In 1945, The Revolution awakened the nationalistic and political consciousness among the Vietnamese painters, leading to a Movement to support Viet Minh in Hanoi. Hundreds of posters created by the artists filled the Municipal Theatre, attacking colonialists, imperialists, their henchmen, feudal mandarins, who exploited and oppressed the people.
A National Exhibition held in August 1946 gathered the works of various genres by the patriotic artists of Vietnam: oil paintings, pumice lacquer, water colours, wood cutting. The main theme was related to the struggle of Vietnam for a new life.
During the 9-year war of resistance against the French colonialism, Vietnamese artists ceaselessly manifested their sense of responsibility towards history. On 19 December 1946, the painters left Hanoi to go to Viet Bac, working in information and press organs, or joining brigades or mobile theatral ensembles to make coloured drawings and organizing exhibitions to appeal the nation to participate in the resistance, increase production and support the battle front.

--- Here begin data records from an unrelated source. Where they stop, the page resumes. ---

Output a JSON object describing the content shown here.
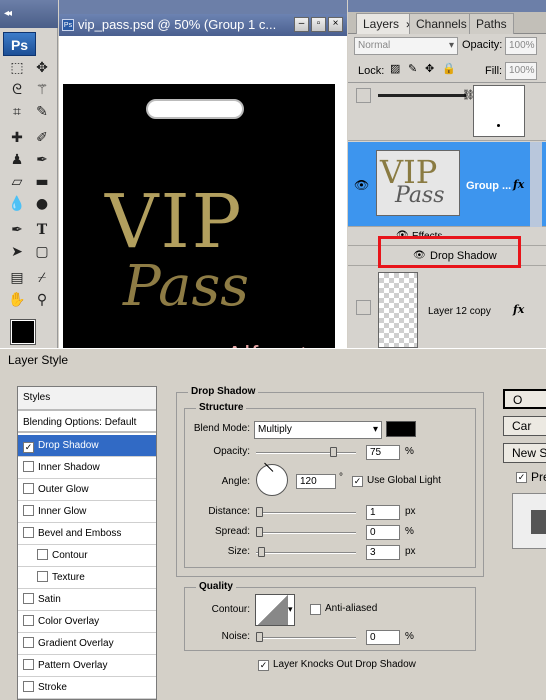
{
  "tools": {
    "logo": "Ps",
    "collapse": "◂◂"
  },
  "document": {
    "title": "vip_pass.psd @ 50% (Group 1 c...",
    "canvas_text_vip": "VIP",
    "canvas_text_pass": "Pass"
  },
  "layers_panel": {
    "tabs": [
      "Layers",
      "Channels",
      "Paths"
    ],
    "blend_mode": "Normal",
    "opacity_label": "Opacity:",
    "opacity_value": "100%",
    "lock_label": "Lock:",
    "fill_label": "Fill:",
    "fill_value": "100%",
    "rows": {
      "group_name": "Group ...",
      "effects": "Effects",
      "drop_shadow": "Drop Shadow",
      "layer12": "Layer 12 copy",
      "fx": "fx"
    },
    "highlight_color": "#e8141a"
  },
  "watermark": "Alfoart.com",
  "dialog": {
    "title": "Layer Style",
    "styles_header": "Styles",
    "styles": [
      {
        "label": "Blending Options: Default",
        "checkbox": false,
        "indent": false
      },
      {
        "label": "Drop Shadow",
        "checkbox": true,
        "checked": true,
        "selected": true
      },
      {
        "label": "Inner Shadow",
        "checkbox": true,
        "checked": false
      },
      {
        "label": "Outer Glow",
        "checkbox": true,
        "checked": false
      },
      {
        "label": "Inner Glow",
        "checkbox": true,
        "checked": false
      },
      {
        "label": "Bevel and Emboss",
        "checkbox": true,
        "checked": false
      },
      {
        "label": "Contour",
        "checkbox": true,
        "checked": false,
        "indent": true
      },
      {
        "label": "Texture",
        "checkbox": true,
        "checked": false,
        "indent": true
      },
      {
        "label": "Satin",
        "checkbox": true,
        "checked": false
      },
      {
        "label": "Color Overlay",
        "checkbox": true,
        "checked": false
      },
      {
        "label": "Gradient Overlay",
        "checkbox": true,
        "checked": false
      },
      {
        "label": "Pattern Overlay",
        "checkbox": true,
        "checked": false
      },
      {
        "label": "Stroke",
        "checkbox": true,
        "checked": false
      }
    ],
    "section": "Drop Shadow",
    "structure": "Structure",
    "blend_mode_label": "Blend Mode:",
    "blend_mode_value": "Multiply",
    "shadow_color": "#000000",
    "opacity_label": "Opacity:",
    "opacity_value": "75",
    "percent": "%",
    "angle_label": "Angle:",
    "angle_value": "120",
    "degree": "°",
    "global_light": "Use Global Light",
    "distance_label": "Distance:",
    "distance_value": "1",
    "spread_label": "Spread:",
    "spread_value": "0",
    "size_label": "Size:",
    "size_value": "3",
    "px": "px",
    "quality": "Quality",
    "contour_label": "Contour:",
    "anti_aliased": "Anti-aliased",
    "noise_label": "Noise:",
    "noise_value": "0",
    "knockout": "Layer Knocks Out Drop Shadow",
    "buttons": {
      "ok": "O",
      "cancel": "Car",
      "new_style": "New S",
      "preview": "Pre"
    }
  }
}
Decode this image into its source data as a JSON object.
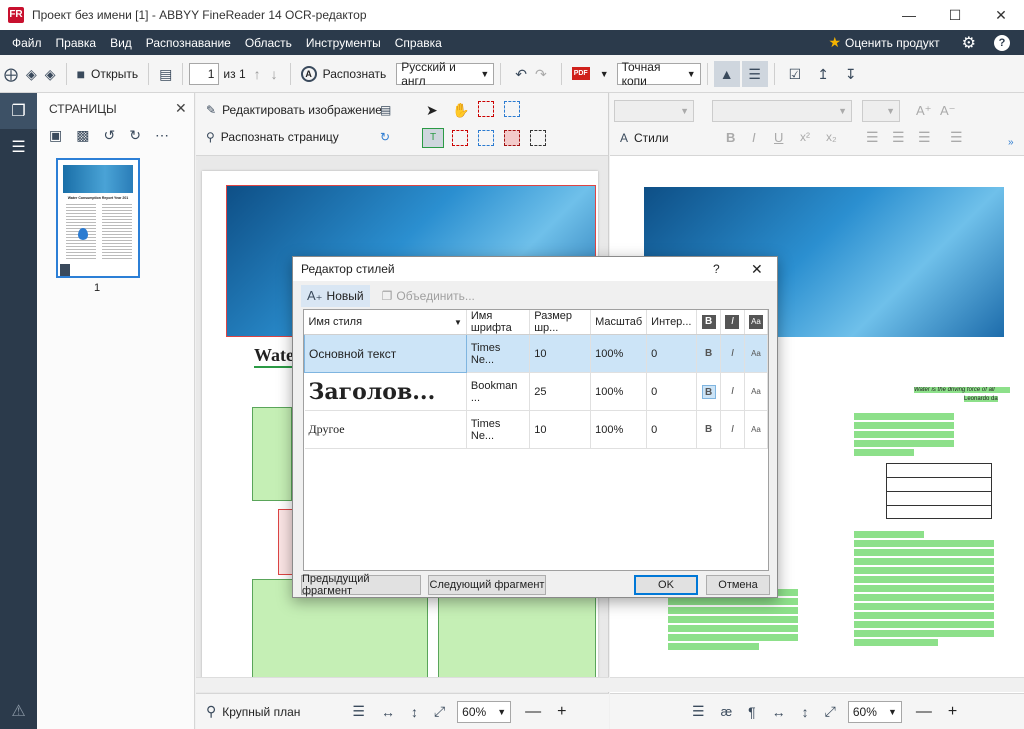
{
  "window": {
    "title": "Проект без имени [1] - ABBYY FineReader 14 OCR-редактор",
    "app_icon": "FR"
  },
  "menu": {
    "items": [
      "Файл",
      "Правка",
      "Вид",
      "Распознавание",
      "Область",
      "Инструменты",
      "Справка"
    ],
    "rate": "Оценить продукт"
  },
  "toolbar": {
    "open": "Открыть",
    "page_num": "1",
    "page_of": "из 1",
    "recognize": "Распознать",
    "language": "Русский и англ",
    "save_format": "Точная копи",
    "pdf": "PDF"
  },
  "pages_panel": {
    "title": "СТРАНИЦЫ",
    "thumb_label": "1",
    "thumb_title": "Water Consumption Report Year 201"
  },
  "image_panel": {
    "edit_image": "Редактировать изображение",
    "recognize_page": "Распознать страницу",
    "zoom_label": "Крупный план",
    "zoom_value": "60%"
  },
  "text_panel": {
    "styles": "Стили",
    "zoom_value": "60%"
  },
  "document": {
    "heading": "Wate",
    "quote": "Water is the driving force of all",
    "quote_author": "Leonardo da"
  },
  "dialog": {
    "title": "Редактор стилей",
    "help": "?",
    "new_btn": "Новый",
    "merge_btn": "Объединить...",
    "columns": [
      "Имя стиля",
      "Имя шрифта",
      "Размер шр...",
      "Масштаб",
      "Интер..."
    ],
    "rows": [
      {
        "name": "Основной текст",
        "font": "Times Ne...",
        "size": "10",
        "scale": "100%",
        "spacing": "0",
        "selected": true
      },
      {
        "name": "Заголов...",
        "font": "Bookman ...",
        "size": "25",
        "scale": "100%",
        "spacing": "0",
        "selected": false
      },
      {
        "name": "Другое",
        "font": "Times Ne...",
        "size": "10",
        "scale": "100%",
        "spacing": "0",
        "selected": false
      }
    ],
    "prev_btn": "Предыдущий фрагмент",
    "next_btn": "Следующий фрагмент",
    "ok_btn": "OK",
    "cancel_btn": "Отмена"
  },
  "colors": {
    "menubar": "#2b3a4b",
    "accent": "#2c7fd6",
    "selection": "#cce4f7",
    "recognized": "#8de08a"
  }
}
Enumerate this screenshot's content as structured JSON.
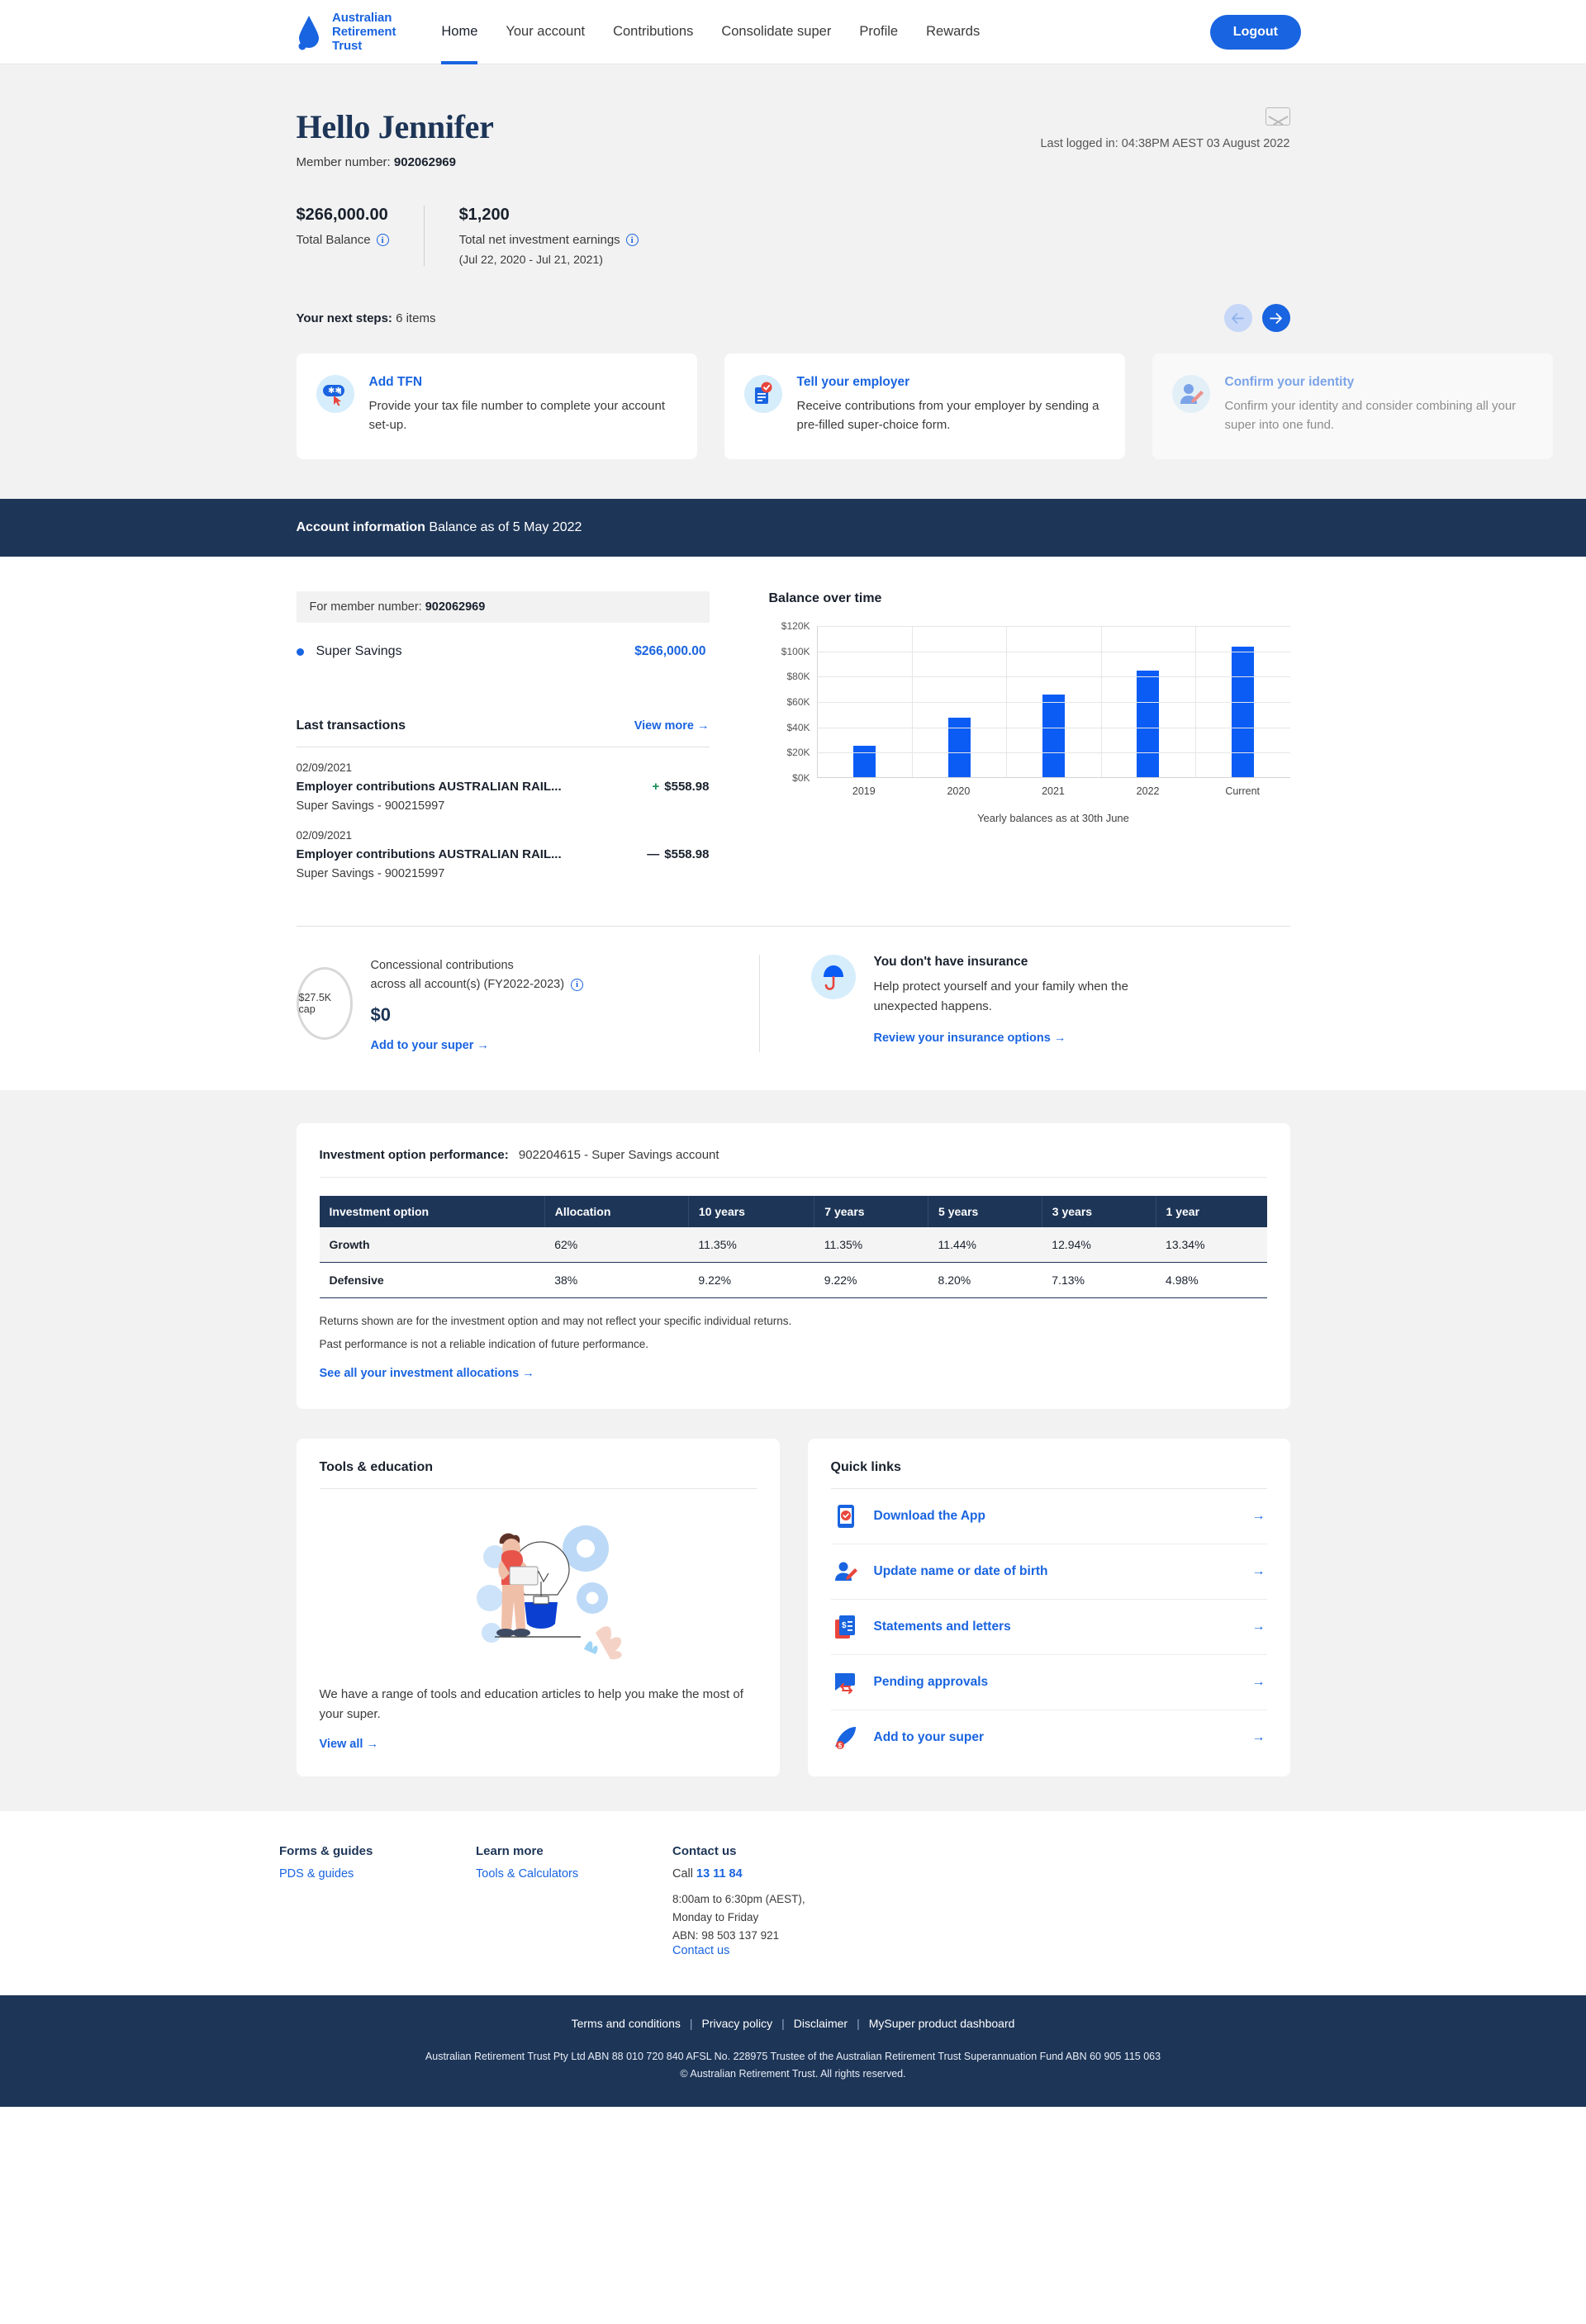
{
  "header": {
    "brand": {
      "line1": "Australian",
      "line2": "Retirement",
      "line3": "Trust"
    },
    "nav": [
      {
        "label": "Home",
        "active": true
      },
      {
        "label": "Your account",
        "active": false
      },
      {
        "label": "Contributions",
        "active": false
      },
      {
        "label": "Consolidate super",
        "active": false
      },
      {
        "label": "Profile",
        "active": false
      },
      {
        "label": "Rewards",
        "active": false
      }
    ],
    "logout_label": "Logout"
  },
  "hero": {
    "greeting": "Hello Jennifer",
    "member_label": "Member number:",
    "member_number": "902062969",
    "last_logged_in": "Last logged in: 04:38PM AEST 03 August 2022",
    "stats": [
      {
        "value": "$266,000.00",
        "label": "Total Balance",
        "sub": ""
      },
      {
        "value": "$1,200",
        "label": "Total net investment earnings",
        "sub": "(Jul 22, 2020 - Jul 21, 2021)"
      }
    ]
  },
  "next_steps": {
    "title_bold": "Your next steps:",
    "title_rest": "6 items",
    "prev_label": "←",
    "next_label": "→",
    "cards": [
      {
        "icon": "tfn-badge-icon",
        "title": "Add TFN",
        "desc": "Provide your tax file number to complete your account set-up."
      },
      {
        "icon": "clipboard-check-icon",
        "title": "Tell your employer",
        "desc": "Receive contributions from your employer by sending a pre-filled super-choice form."
      },
      {
        "icon": "person-edit-icon",
        "title": "Confirm your identity",
        "desc": "Confirm your identity and consider combining all your super into one fund."
      }
    ]
  },
  "account_bar": {
    "title": "Account information",
    "subtitle": "Balance as of 5 May 2022"
  },
  "account": {
    "member_pill_label": "For member number:",
    "member_pill_number": "902062969",
    "account_name": "Super Savings",
    "account_amount": "$266,000.00",
    "transactions_title": "Last transactions",
    "view_more": "View more →",
    "transactions": [
      {
        "date": "02/09/2021",
        "description": "Employer contributions AUSTRALIAN RAIL...",
        "sign": "+",
        "amount": "$558.98",
        "sub": "Super Savings - 900215997"
      },
      {
        "date": "02/09/2021",
        "description": "Employer contributions AUSTRALIAN RAIL...",
        "sign": "—",
        "amount": "$558.98",
        "sub": "Super Savings - 900215997"
      }
    ]
  },
  "chart_data": {
    "type": "bar",
    "title": "Balance over time",
    "categories": [
      "2019",
      "2020",
      "2021",
      "2022",
      "Current"
    ],
    "values": [
      25000,
      47000,
      65000,
      84000,
      103000
    ],
    "xlabel": "Yearly balances as at 30th June",
    "ylabel": "",
    "ylim": [
      0,
      120000
    ],
    "ytick_labels": [
      "$0K",
      "$20K",
      "$40K",
      "$60K",
      "$80K",
      "$100K",
      "$120K"
    ],
    "ytick_values": [
      0,
      20000,
      40000,
      60000,
      80000,
      100000,
      120000
    ],
    "grid": true,
    "legend": "none",
    "bar_color": "#0a5cf5"
  },
  "contributions": {
    "cap_label": "$27.5K cap",
    "line1": "Concessional contributions",
    "line2": "across all account(s) (FY2022-2023)",
    "amount": "$0",
    "link": "Add to your super →"
  },
  "insurance": {
    "icon": "umbrella-icon",
    "title": "You don't have insurance",
    "desc": "Help protect yourself and your family when the unexpected happens.",
    "link": "Review your insurance options →"
  },
  "investment": {
    "head_label": "Investment option performance:",
    "head_value": "902204615 - Super Savings account",
    "columns": [
      "Investment option",
      "Allocation",
      "10 years",
      "7 years",
      "5 years",
      "3 years",
      "1 year"
    ],
    "rows": [
      [
        "Growth",
        "62%",
        "11.35%",
        "11.35%",
        "11.44%",
        "12.94%",
        "13.34%"
      ],
      [
        "Defensive",
        "38%",
        "9.22%",
        "9.22%",
        "8.20%",
        "7.13%",
        "4.98%"
      ]
    ],
    "note1": "Returns shown are for the investment option and may not reflect your specific individual returns.",
    "note2": "Past performance is not a reliable indication of future performance.",
    "link": "See all your investment allocations →"
  },
  "tools": {
    "title": "Tools & education",
    "desc": "We have a range of tools and education articles to help you make the most of your super.",
    "link": "View all →"
  },
  "quick_links": {
    "title": "Quick links",
    "items": [
      {
        "icon": "mobile-app-icon",
        "label": "Download the App",
        "arrow": "→"
      },
      {
        "icon": "person-edit-icon",
        "label": "Update name or date of birth",
        "arrow": "→"
      },
      {
        "icon": "document-dollar-icon",
        "label": "Statements and letters",
        "arrow": "→"
      },
      {
        "icon": "chat-approval-icon",
        "label": "Pending approvals",
        "arrow": "→"
      },
      {
        "icon": "rocket-dollar-icon",
        "label": "Add to your super",
        "arrow": "→"
      }
    ]
  },
  "footer": {
    "columns": [
      {
        "heading": "Forms & guides",
        "link": "PDS & guides"
      },
      {
        "heading": "Learn more",
        "link": "Tools & Calculators"
      }
    ],
    "contact": {
      "heading": "Contact us",
      "call_prefix": "Call",
      "phone": "13 11 84",
      "hours_line1": "8:00am to 6:30pm (AEST),",
      "hours_line2": "Monday to Friday",
      "abn": "ABN: 98 503 137 921",
      "link": "Contact us"
    },
    "bottom_links": [
      "Terms and conditions",
      "Privacy policy",
      "Disclaimer",
      "MySuper product dashboard"
    ],
    "legal_line1": "Australian Retirement Trust Pty Ltd ABN 88 010 720 840 AFSL No. 228975 Trustee of the Australian Retirement Trust Superannuation Fund ABN 60 905 115 063",
    "legal_line2": "© Australian Retirement Trust. All rights reserved."
  },
  "colors": {
    "brand_blue": "#1964e0",
    "navy": "#1d3557",
    "bar_blue": "#0a5cf5",
    "green": "#138a55",
    "red": "#e8453c"
  }
}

In 1948, the 2nd National Exhibition was organized in a forest in Phu Tho Province, where about 100 pictures including silk paintings, wood engravings, propaganda drawings were displayed.
The 3rd National Exhibition was organized in 1951 in Chiem Hoa, in commemoration of the anniversary of the day of national resistance and to greet the 2nd National Congress of the Party. The exhibition was expectedly characterized by the exceptional place reserved for posters and political illustrations.
It is evident that most of the painters who had joined in the resistance were motivated by patriotism, not too different from France during the 2nd World War when all true painters such as Amblard, Raslitzky, Fougeron all stood among the “engaged”, living with the people, fighting together with the people until victory. By their works during the beginning of The Revolution and during the resistance, To Ngoc Van and Nguyen Sang will remain in the memory of the future generations.